La série, Notes pour une avancée prudente vers deux œuvres
Yves-Jacques Bouin, octobre 2016
Série (déf.) : « suite, succession de choses de même nature : poser une série de questions ».
Pourquoi subitement rapprocher deux œuvres peut devenir une
évidence ? Comment peu à peu le chemin s'établit d'une œuvre à l'autre ?
Il en a été ainsi du regard porté sur l'œuvre de Christine Delbecq et de la lecture consacrée à Myriam Eck.
Parler des mêmes choses mais autrement. Peindre différemment les mêmes éléments. On pose son pied nu dans la boue du chemin, puis on avance. Le pied s'imprime, creuse sa ressemblance, pas à pas. Ce pied, on le reconnaît à sa dimension, à sa forme, au poids qui a tracé l'empreinte, et pourtant d'un pas à l'autre il n'est plus vraiment le même. La pression exercée sur la boue n'est pas la même, l'équilibre du marcheur plus fragile ou plus déterminé, la direction du pied un peu différente, d'un pas à l'autre.
Cependant on ne s'écarte pas du chemin. Le mouvement général va dans le même sens, la direction est prise, reprise, à chaque pas pour parvenir au but fixé et qui, peut-être, n'est autre que le doute.
En écriture comme en peinture, des séries ont été accomplies, séries de mots, séries de traces, dans leur mouvement plus intéressantes à suivre pour leur cheminement que pour leurs fins.

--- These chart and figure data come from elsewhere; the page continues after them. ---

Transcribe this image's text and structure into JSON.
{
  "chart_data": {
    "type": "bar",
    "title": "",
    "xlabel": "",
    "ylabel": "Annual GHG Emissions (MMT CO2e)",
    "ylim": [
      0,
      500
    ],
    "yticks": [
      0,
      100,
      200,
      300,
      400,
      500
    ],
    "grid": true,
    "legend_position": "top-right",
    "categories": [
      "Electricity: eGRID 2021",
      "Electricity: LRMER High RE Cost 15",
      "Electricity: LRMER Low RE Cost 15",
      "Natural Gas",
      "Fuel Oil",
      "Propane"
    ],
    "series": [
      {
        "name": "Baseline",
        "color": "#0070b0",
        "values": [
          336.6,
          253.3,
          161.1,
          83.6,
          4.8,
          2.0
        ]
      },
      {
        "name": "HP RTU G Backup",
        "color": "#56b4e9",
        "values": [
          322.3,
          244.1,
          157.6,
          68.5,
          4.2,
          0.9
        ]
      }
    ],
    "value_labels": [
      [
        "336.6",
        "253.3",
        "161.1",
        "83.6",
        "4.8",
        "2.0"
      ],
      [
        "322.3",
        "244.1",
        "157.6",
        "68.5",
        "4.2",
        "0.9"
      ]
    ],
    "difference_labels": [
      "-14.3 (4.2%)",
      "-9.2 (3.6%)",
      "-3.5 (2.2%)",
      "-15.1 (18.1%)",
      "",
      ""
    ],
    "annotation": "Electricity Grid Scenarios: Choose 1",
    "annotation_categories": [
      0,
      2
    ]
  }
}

Ainsi vont le travail sur les formes de Christine Delbecq, plasticienne, et celui de Myriam Eck, poète.
Le cheminement de chacune n'a pas le même rythme, n'utilise pas le même
matériau mais il est possible de les associer dans une même avancée.
Avec Myriam Eck, le même mot, de texte en texte, peut être posé, repris, prononcé, caché, rappelé, ainsi des « corps », main », « peau », ou encore « vide », « forme », « espace »… leur manducation, leur réitération obsessionnelle créant une pauvreté qui elle-même élève le poème à la richesse du questionnement.

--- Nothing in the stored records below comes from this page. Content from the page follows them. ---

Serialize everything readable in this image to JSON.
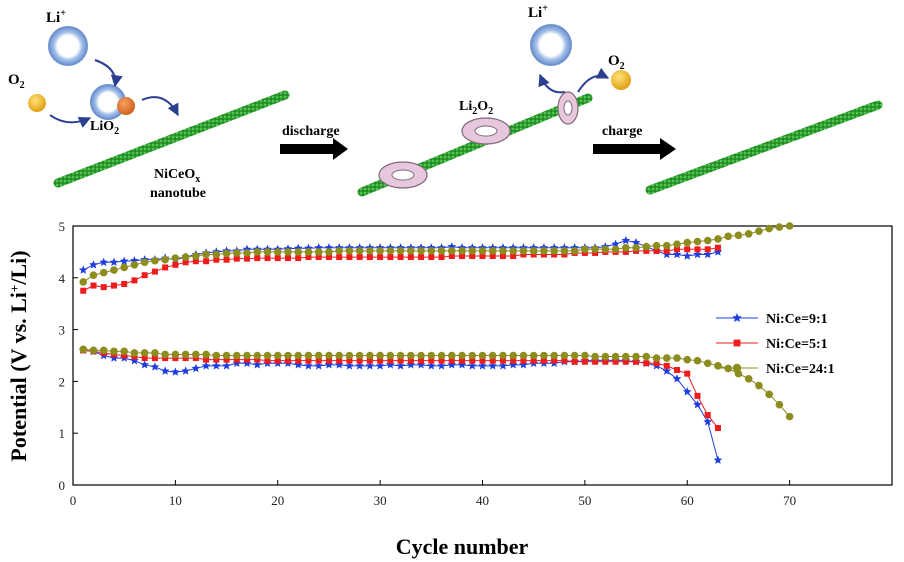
{
  "schematic": {
    "li_plus_1": "Li",
    "li_plus_2": "Li",
    "superscript_plus": "+",
    "o2_1": "O",
    "o2_2": "O",
    "lio2_prefix": "LiO",
    "li2o2_a": "Li",
    "li2o2_b": "O",
    "subscript_2": "2",
    "nanotube_line1_prefix": "NiCeO",
    "nanotube_line1_sub": "x",
    "nanotube_line2": "nanotube",
    "discharge_label": "discharge",
    "charge_label": "charge",
    "colors": {
      "nanotube_green": "#2e9e2e",
      "li_ring_blue": "#8fb0e0",
      "o2_yellow": "#f2b62a",
      "lio2_orange": "#e4772c",
      "li2o2_pink": "#e6c7de",
      "arrow_black": "#000000"
    }
  },
  "chart_data": {
    "type": "line",
    "xlabel": "Cycle number",
    "ylabel_prefix": "Potential (V vs. Li",
    "ylabel_sup": "+",
    "ylabel_suffix": "/Li)",
    "xlim": [
      0,
      80
    ],
    "ylim": [
      0,
      5
    ],
    "xticks": [
      0,
      10,
      20,
      30,
      40,
      50,
      60,
      70
    ],
    "yticks": [
      0,
      1,
      2,
      3,
      4,
      5
    ],
    "grid": false,
    "legend_position": "right",
    "series": [
      {
        "name": "Ni:Ce=9:1",
        "color": "#1f3ee0",
        "marker": "star",
        "charge": {
          "x": [
            1,
            2,
            3,
            4,
            5,
            6,
            7,
            8,
            9,
            10,
            11,
            12,
            13,
            14,
            15,
            16,
            17,
            18,
            19,
            20,
            21,
            22,
            23,
            24,
            25,
            26,
            27,
            28,
            29,
            30,
            31,
            32,
            33,
            34,
            35,
            36,
            37,
            38,
            39,
            40,
            41,
            42,
            43,
            44,
            45,
            46,
            47,
            48,
            49,
            50,
            51,
            52,
            53,
            54,
            55,
            56,
            57,
            58,
            59,
            60,
            61,
            62,
            63
          ],
          "y": [
            4.15,
            4.25,
            4.3,
            4.3,
            4.32,
            4.33,
            4.35,
            4.35,
            4.38,
            4.35,
            4.4,
            4.45,
            4.48,
            4.5,
            4.52,
            4.52,
            4.55,
            4.55,
            4.55,
            4.55,
            4.56,
            4.57,
            4.57,
            4.58,
            4.58,
            4.58,
            4.58,
            4.58,
            4.58,
            4.58,
            4.58,
            4.58,
            4.58,
            4.58,
            4.58,
            4.58,
            4.6,
            4.58,
            4.58,
            4.58,
            4.58,
            4.58,
            4.58,
            4.58,
            4.58,
            4.58,
            4.58,
            4.58,
            4.58,
            4.58,
            4.58,
            4.6,
            4.65,
            4.72,
            4.68,
            4.6,
            4.52,
            4.45,
            4.45,
            4.42,
            4.45,
            4.45,
            4.5
          ]
        },
        "discharge": {
          "x": [
            1,
            2,
            3,
            4,
            5,
            6,
            7,
            8,
            9,
            10,
            11,
            12,
            13,
            14,
            15,
            16,
            17,
            18,
            19,
            20,
            21,
            22,
            23,
            24,
            25,
            26,
            27,
            28,
            29,
            30,
            31,
            32,
            33,
            34,
            35,
            36,
            37,
            38,
            39,
            40,
            41,
            42,
            43,
            44,
            45,
            46,
            47,
            48,
            49,
            50,
            51,
            52,
            53,
            54,
            55,
            56,
            57,
            58,
            59,
            60,
            61,
            62,
            63
          ],
          "y": [
            2.6,
            2.58,
            2.5,
            2.45,
            2.45,
            2.4,
            2.32,
            2.28,
            2.2,
            2.18,
            2.2,
            2.25,
            2.3,
            2.3,
            2.3,
            2.35,
            2.35,
            2.32,
            2.35,
            2.35,
            2.35,
            2.32,
            2.3,
            2.3,
            2.32,
            2.32,
            2.3,
            2.3,
            2.3,
            2.3,
            2.32,
            2.3,
            2.32,
            2.32,
            2.3,
            2.3,
            2.32,
            2.32,
            2.3,
            2.3,
            2.3,
            2.3,
            2.32,
            2.32,
            2.35,
            2.35,
            2.35,
            2.38,
            2.38,
            2.4,
            2.4,
            2.4,
            2.4,
            2.4,
            2.38,
            2.35,
            2.3,
            2.2,
            2.05,
            1.8,
            1.55,
            1.22,
            0.48
          ]
        }
      },
      {
        "name": "Ni:Ce=5:1",
        "color": "#ee1c1c",
        "marker": "square",
        "charge": {
          "x": [
            1,
            2,
            3,
            4,
            5,
            6,
            7,
            8,
            9,
            10,
            11,
            12,
            13,
            14,
            15,
            16,
            17,
            18,
            19,
            20,
            21,
            22,
            23,
            24,
            25,
            26,
            27,
            28,
            29,
            30,
            31,
            32,
            33,
            34,
            35,
            36,
            37,
            38,
            39,
            40,
            41,
            42,
            43,
            44,
            45,
            46,
            47,
            48,
            49,
            50,
            51,
            52,
            53,
            54,
            55,
            56,
            57,
            58,
            59,
            60,
            61,
            62,
            63
          ],
          "y": [
            3.75,
            3.85,
            3.82,
            3.85,
            3.88,
            3.95,
            4.05,
            4.12,
            4.2,
            4.25,
            4.3,
            4.32,
            4.32,
            4.35,
            4.35,
            4.37,
            4.37,
            4.38,
            4.38,
            4.38,
            4.38,
            4.38,
            4.4,
            4.4,
            4.4,
            4.4,
            4.4,
            4.4,
            4.4,
            4.4,
            4.4,
            4.4,
            4.4,
            4.4,
            4.4,
            4.4,
            4.42,
            4.42,
            4.42,
            4.42,
            4.42,
            4.42,
            4.42,
            4.45,
            4.45,
            4.45,
            4.45,
            4.45,
            4.48,
            4.48,
            4.48,
            4.5,
            4.5,
            4.5,
            4.52,
            4.52,
            4.52,
            4.52,
            4.55,
            4.55,
            4.55,
            4.55,
            4.58
          ]
        },
        "discharge": {
          "x": [
            1,
            2,
            3,
            4,
            5,
            6,
            7,
            8,
            9,
            10,
            11,
            12,
            13,
            14,
            15,
            16,
            17,
            18,
            19,
            20,
            21,
            22,
            23,
            24,
            25,
            26,
            27,
            28,
            29,
            30,
            31,
            32,
            33,
            34,
            35,
            36,
            37,
            38,
            39,
            40,
            41,
            42,
            43,
            44,
            45,
            46,
            47,
            48,
            49,
            50,
            51,
            52,
            53,
            54,
            55,
            56,
            57,
            58,
            59,
            60,
            61,
            62,
            63
          ],
          "y": [
            2.6,
            2.58,
            2.55,
            2.52,
            2.5,
            2.48,
            2.45,
            2.45,
            2.45,
            2.45,
            2.45,
            2.45,
            2.42,
            2.42,
            2.42,
            2.42,
            2.42,
            2.42,
            2.4,
            2.4,
            2.4,
            2.4,
            2.4,
            2.4,
            2.4,
            2.4,
            2.4,
            2.4,
            2.4,
            2.4,
            2.4,
            2.4,
            2.4,
            2.4,
            2.4,
            2.4,
            2.4,
            2.4,
            2.4,
            2.4,
            2.4,
            2.4,
            2.4,
            2.4,
            2.4,
            2.4,
            2.4,
            2.4,
            2.38,
            2.38,
            2.38,
            2.38,
            2.38,
            2.38,
            2.38,
            2.35,
            2.35,
            2.3,
            2.22,
            2.15,
            1.72,
            1.35,
            1.1
          ]
        }
      },
      {
        "name": "Ni:Ce=24:1",
        "color": "#8d8c1e",
        "marker": "circle",
        "charge": {
          "x": [
            1,
            2,
            3,
            4,
            5,
            6,
            7,
            8,
            9,
            10,
            11,
            12,
            13,
            14,
            15,
            16,
            17,
            18,
            19,
            20,
            21,
            22,
            23,
            24,
            25,
            26,
            27,
            28,
            29,
            30,
            31,
            32,
            33,
            34,
            35,
            36,
            37,
            38,
            39,
            40,
            41,
            42,
            43,
            44,
            45,
            46,
            47,
            48,
            49,
            50,
            51,
            52,
            53,
            54,
            55,
            56,
            57,
            58,
            59,
            60,
            61,
            62,
            63,
            64,
            65,
            66,
            67,
            68,
            69,
            70
          ],
          "y": [
            3.92,
            4.05,
            4.1,
            4.15,
            4.2,
            4.25,
            4.3,
            4.33,
            4.35,
            4.38,
            4.4,
            4.42,
            4.45,
            4.45,
            4.47,
            4.48,
            4.48,
            4.5,
            4.5,
            4.5,
            4.5,
            4.5,
            4.5,
            4.5,
            4.5,
            4.52,
            4.52,
            4.52,
            4.52,
            4.52,
            4.52,
            4.52,
            4.52,
            4.52,
            4.52,
            4.52,
            4.52,
            4.52,
            4.52,
            4.52,
            4.52,
            4.52,
            4.52,
            4.52,
            4.52,
            4.52,
            4.52,
            4.52,
            4.52,
            4.55,
            4.55,
            4.55,
            4.55,
            4.58,
            4.58,
            4.6,
            4.62,
            4.62,
            4.65,
            4.68,
            4.7,
            4.72,
            4.75,
            4.8,
            4.82,
            4.85,
            4.9,
            4.95,
            4.98,
            5.0
          ]
        },
        "discharge": {
          "x": [
            1,
            2,
            3,
            4,
            5,
            6,
            7,
            8,
            9,
            10,
            11,
            12,
            13,
            14,
            15,
            16,
            17,
            18,
            19,
            20,
            21,
            22,
            23,
            24,
            25,
            26,
            27,
            28,
            29,
            30,
            31,
            32,
            33,
            34,
            35,
            36,
            37,
            38,
            39,
            40,
            41,
            42,
            43,
            44,
            45,
            46,
            47,
            48,
            49,
            50,
            51,
            52,
            53,
            54,
            55,
            56,
            57,
            58,
            59,
            60,
            61,
            62,
            63,
            64,
            65,
            66,
            67,
            68,
            69,
            70
          ],
          "y": [
            2.62,
            2.6,
            2.6,
            2.58,
            2.58,
            2.55,
            2.55,
            2.55,
            2.52,
            2.52,
            2.52,
            2.52,
            2.52,
            2.5,
            2.5,
            2.5,
            2.5,
            2.5,
            2.5,
            2.5,
            2.5,
            2.5,
            2.5,
            2.5,
            2.5,
            2.5,
            2.5,
            2.5,
            2.5,
            2.5,
            2.5,
            2.5,
            2.5,
            2.5,
            2.5,
            2.5,
            2.5,
            2.5,
            2.5,
            2.5,
            2.5,
            2.5,
            2.5,
            2.5,
            2.5,
            2.5,
            2.5,
            2.5,
            2.5,
            2.5,
            2.48,
            2.48,
            2.48,
            2.48,
            2.48,
            2.48,
            2.45,
            2.45,
            2.45,
            2.42,
            2.4,
            2.35,
            2.3,
            2.25,
            2.15,
            2.05,
            1.92,
            1.75,
            1.55,
            1.32
          ]
        }
      }
    ]
  }
}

Avec Christine Delbecq dans la série des Petits rouges, la trace suit la même énergie, formes déformées, retournées, lignes tremblées, surlignées, détourées, croisées, posées, élancées, éloignées, rapprochées, créant le vide, puisant au vide, engrossant le vide, épuisant le vide…lignes toujours reconnaissables d'une géométrie cabossée.
Le mot « main », le mot « vide », sans cesse questionnés ; la ligne ou la forme (triangle, trapèze, cercle) sans cesse dessinées, brisées, reprisées, créent une sorte de déplacement du même, une variation sur le thème.
D'une phrase l'autre, d'une forme à l'autre, un écho se fait entendre, comme une reconnaissance de la profération initiale ou, du mouvement premier.
Le mot et le mouvement posés sur une surface vierge, font apparaître le vide, en tracent les contours, et du même coup les font disparaître par leur présence.
Est-ce que tracer des mots, faire naître des formes serait une manière de donner une identité, de baptiser le vide ?
Répétition, écho, réitération, déplacement, font la série. La série fait apparaître les différences de la ressemblance, et l'évidence de la différence.
Digression : le travail de Christine Delbecq ne peut être dissocier des ateliers qu'elle tient régulièrement depuis des années : la pédagogie a pour outil principal la répétition, la reformulation. Écrire le même, dire le même, faire le même, montrer le même…mais autrement. Permettre ainsi au sens de pénétrer.